The names of the datasets themselves can sometimes be a bit cryptic
The variable names are often not interpretable at all (particularly the financial data)
You can access the documentation for any dataset with the get_documentation() function, again passing the name of the dataset
This function operates slightly differently on Mac/Windows
Mac
- Creates a folder in your current working directory called data-documentation
- Downloads the documentation and places it in that folder
- Opens the documentation
- If the same documentation is requested again, skip the download and just open
Windows
- Prints a link to your console where documentation can be downloaded

acgdd <- get_documentation("EDFacts_acgr_lea_2011_2019")
# acgdd

Now let’s move on to the next Data

We’ll now work with Week 1 of the #tidytuesday data for 2019, specifically the #rstats dataset, containing nearly 500,000 tweets over a little more than a decade using that hashtag. The data is in the data folder of the course repo.

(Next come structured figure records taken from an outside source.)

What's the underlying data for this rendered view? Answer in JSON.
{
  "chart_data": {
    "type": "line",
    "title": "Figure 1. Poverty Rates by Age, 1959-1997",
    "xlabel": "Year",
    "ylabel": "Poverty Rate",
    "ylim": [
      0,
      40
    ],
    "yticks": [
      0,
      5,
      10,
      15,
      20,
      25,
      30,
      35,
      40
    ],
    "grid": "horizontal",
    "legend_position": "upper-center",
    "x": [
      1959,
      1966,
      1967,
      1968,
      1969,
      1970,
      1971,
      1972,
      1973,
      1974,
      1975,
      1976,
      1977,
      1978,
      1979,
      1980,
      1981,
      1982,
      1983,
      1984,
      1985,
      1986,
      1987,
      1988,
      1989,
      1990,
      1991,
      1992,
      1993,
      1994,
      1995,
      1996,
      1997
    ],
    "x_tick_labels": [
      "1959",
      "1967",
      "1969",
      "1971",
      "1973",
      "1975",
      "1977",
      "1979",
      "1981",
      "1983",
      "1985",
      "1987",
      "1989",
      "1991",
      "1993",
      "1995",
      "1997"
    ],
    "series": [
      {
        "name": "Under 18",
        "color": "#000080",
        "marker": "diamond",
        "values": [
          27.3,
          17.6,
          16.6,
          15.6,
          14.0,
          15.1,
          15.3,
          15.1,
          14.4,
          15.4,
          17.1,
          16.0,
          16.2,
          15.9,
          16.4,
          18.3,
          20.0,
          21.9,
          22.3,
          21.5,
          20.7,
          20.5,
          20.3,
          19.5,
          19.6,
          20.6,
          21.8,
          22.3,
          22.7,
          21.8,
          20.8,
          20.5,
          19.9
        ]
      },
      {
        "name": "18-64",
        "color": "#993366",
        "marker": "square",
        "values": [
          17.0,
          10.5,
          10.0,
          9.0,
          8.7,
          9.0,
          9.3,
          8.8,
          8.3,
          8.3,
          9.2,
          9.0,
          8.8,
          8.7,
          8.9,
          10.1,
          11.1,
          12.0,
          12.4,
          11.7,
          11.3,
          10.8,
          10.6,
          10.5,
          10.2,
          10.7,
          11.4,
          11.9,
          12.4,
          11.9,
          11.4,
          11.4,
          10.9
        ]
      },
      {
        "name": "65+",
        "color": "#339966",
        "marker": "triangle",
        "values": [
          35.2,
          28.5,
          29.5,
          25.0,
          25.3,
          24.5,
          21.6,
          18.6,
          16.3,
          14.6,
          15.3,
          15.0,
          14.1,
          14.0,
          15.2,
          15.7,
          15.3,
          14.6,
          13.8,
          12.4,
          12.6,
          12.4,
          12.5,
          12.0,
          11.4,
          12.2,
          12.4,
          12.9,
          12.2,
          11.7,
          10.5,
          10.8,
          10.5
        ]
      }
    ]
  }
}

Start with grabbing that data.

In this part of the lab you will do:

Initial explorations of the display_text_width variable, including different binning methods.
Final versions of each of the two plots

1. Initial exploration

Create histograms and density plots of the display_text_width. Try at least four different binning methods and select what you think best represents the data for each. Provide a brief justification for your decision.

2. Look for “plot”

Search the text column for the work “plot”. Report the proportion of posts containing this word.

3. Plot rough draft

Create the following figure of the 15 most common words represented in the posts.

Some guidance

You’ll need to drop a few additional words beyond stop words to get a clear picture as above. Consider removing rows where the word is not %in% c("t.co", "https", "http", "rt", "rstats"). This can be a bit tricky (see here for additional help)

4. Stylized Plot

Style the plot so it (mostly) matches the below. It does not need to be exact, but it should be close.

Finishing up

It is expected that this lab will take you more time than we will devote to it in class. Class time should be used to clarify any points of confusion and if you run into issues after class, please get in touch with me so we can arrange a time to meet and I can help you.

Once you have finished, please go to Canvas and submit a link to your shared repo. Credit will be awarded based on the commit history.